You come into the office, there sits Edka, the bespectacled poet, smiling politely. «Would you like to have a government toppled? How much will you pay?»

And it starts… Ah, Edka the poet from 1st Avenue in New York. Will I live long enough to see this come true, will I be able to?… And the dream is vivid, active, powerful.

* * *

Without saying goodbye, like an Englishman, a nervous paleontologist, an ichthyosauruses specialist, left a big, turgid party in a Greenwich Village basement apartment. I too was leaving, and we walked together along a row of houses. This is what he was saying:

«I love the kind of fish whose jaws you can walk right through, and keep walking in its stomach as though it were the State Department.

So that if you were to stroll there with a lady you wouldn't experience any discomfort and you wouldn't need to cling to the walls. Spaciousness is my first criterion for fish.»

With these words, the paleontologist jumped into a cab which just stopped in front of us and whirled away from me forever.

* * *

«Steal, steal, steal, take as much as you can barely carry. Heaps, piles, packs, bags, baskets can be taken from Bloomingdale's on bicycles, carts, and trucks to your apartment.

Cologne, a basket of perfume; let it lap there, green, all the hats, all kinds of fur coats, suits, and sweaters. Steal, take it, go ahead rob, have fun, enjoy it! And whatever you can't carry, chuck it into the mud, into the snow. Whatever we aren't taking, cut it up with the razor, so that nobody gets it. Here's a razor, it slips into my hand, go ahead! Wreck everything, put it through a grinder!

«Hit that lamp! Take the umbrella, Jean! Over the chandelier, Philip, frigging hit that mirror!» (Crash, crush!)

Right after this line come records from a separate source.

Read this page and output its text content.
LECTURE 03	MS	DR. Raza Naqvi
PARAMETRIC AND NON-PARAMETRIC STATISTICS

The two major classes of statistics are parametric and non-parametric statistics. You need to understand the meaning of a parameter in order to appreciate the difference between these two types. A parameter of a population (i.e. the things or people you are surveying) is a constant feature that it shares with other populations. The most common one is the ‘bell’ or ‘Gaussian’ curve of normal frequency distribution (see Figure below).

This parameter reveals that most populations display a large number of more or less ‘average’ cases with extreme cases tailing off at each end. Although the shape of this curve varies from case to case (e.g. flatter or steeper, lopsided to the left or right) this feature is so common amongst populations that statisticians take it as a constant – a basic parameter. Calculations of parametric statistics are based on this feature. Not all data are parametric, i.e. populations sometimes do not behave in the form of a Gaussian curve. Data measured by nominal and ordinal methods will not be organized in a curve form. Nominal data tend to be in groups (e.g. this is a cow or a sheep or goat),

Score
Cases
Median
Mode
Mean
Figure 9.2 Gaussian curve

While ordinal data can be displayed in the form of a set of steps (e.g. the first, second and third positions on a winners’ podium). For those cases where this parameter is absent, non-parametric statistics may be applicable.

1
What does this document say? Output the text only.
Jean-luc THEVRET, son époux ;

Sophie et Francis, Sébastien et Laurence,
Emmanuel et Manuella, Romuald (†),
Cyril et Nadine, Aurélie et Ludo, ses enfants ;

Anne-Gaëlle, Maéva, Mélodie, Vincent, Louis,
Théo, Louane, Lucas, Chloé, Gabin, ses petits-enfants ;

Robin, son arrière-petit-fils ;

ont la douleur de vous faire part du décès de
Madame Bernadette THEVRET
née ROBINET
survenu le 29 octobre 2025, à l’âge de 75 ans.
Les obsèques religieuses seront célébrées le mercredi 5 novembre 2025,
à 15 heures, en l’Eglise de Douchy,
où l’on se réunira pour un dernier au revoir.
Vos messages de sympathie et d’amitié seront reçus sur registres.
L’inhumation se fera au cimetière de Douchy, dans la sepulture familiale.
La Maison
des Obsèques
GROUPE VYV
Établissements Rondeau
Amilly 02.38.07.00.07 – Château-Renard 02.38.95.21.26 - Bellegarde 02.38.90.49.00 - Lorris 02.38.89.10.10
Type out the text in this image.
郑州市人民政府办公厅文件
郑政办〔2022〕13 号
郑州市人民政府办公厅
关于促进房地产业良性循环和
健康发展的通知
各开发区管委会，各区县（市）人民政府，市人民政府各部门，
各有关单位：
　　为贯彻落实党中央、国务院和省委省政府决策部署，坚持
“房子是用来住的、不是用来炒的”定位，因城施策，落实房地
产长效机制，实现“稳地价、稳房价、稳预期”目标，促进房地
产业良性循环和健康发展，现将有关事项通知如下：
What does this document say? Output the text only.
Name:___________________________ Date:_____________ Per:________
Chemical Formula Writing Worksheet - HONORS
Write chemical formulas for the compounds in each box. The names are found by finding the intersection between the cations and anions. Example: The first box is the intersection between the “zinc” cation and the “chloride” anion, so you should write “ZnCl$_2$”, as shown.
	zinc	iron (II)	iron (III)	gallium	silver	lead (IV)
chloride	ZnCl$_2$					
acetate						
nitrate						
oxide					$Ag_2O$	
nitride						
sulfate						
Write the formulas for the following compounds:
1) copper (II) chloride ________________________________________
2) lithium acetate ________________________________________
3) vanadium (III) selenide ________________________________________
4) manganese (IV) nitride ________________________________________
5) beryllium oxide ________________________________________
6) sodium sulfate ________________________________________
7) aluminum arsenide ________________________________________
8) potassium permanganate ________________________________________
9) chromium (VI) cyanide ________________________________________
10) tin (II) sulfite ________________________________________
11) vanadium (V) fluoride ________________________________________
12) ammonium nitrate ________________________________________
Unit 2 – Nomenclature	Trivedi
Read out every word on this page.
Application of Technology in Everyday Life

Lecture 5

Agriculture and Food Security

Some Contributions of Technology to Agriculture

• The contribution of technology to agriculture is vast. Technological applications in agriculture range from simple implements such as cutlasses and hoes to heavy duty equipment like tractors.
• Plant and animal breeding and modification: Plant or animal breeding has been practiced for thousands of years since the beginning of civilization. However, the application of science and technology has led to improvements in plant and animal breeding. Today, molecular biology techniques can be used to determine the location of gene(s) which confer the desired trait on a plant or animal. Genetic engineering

«And we were breaking our backs for this, knocking ourselves out, giving up our lives – here, take it! Hey, tear the women's underwear, cut it up both pink and blue. Cover the floor with the panties. See how big they are, Lazar! What a size! Imagine the ass they're for?!»

«We'll trash this department too. Let's dance on these pretty, white nightgowns. The nice middle-class wives fuck in these flannel rags at night and during the day, they put on these robes for their lovers – they show off their cunts when the flaps fly open, how do you like that?»

«Hit this, Karlos! Enrico, give us a hand! Run over here, Juan! It's what you were looking for, oro, gold!!!» (Grrrrr!)

«Let's get some grub in the food section! Want some chocolate? Here, put it into your pocket. Get a whole sack of it. Two sacks».

«Crash the glass!» (Bang!)

«Trash this shit!»

«Pull that rod out and hit this fucking hard!» (Wham! Crash!)

«Push that cunt with a chair – that will stop her from standing up for the bourgeois property!» «Don't kill me, boys!»

«Give it to this bitch. She has to be a manager, or even an owner.»

«Boys, boys! What are you doing? Please, don't!»

«Fuck that made-up bitch, go ahead guys!

It's a long time we've been dirt poor, our pricks smolder from lack of good clean meat!»

«And the pianos, Alexander, together with the outraged people we'll fling the pianos down the steps. They'll use it as firewood.» (Crrrush! Rrrrram!)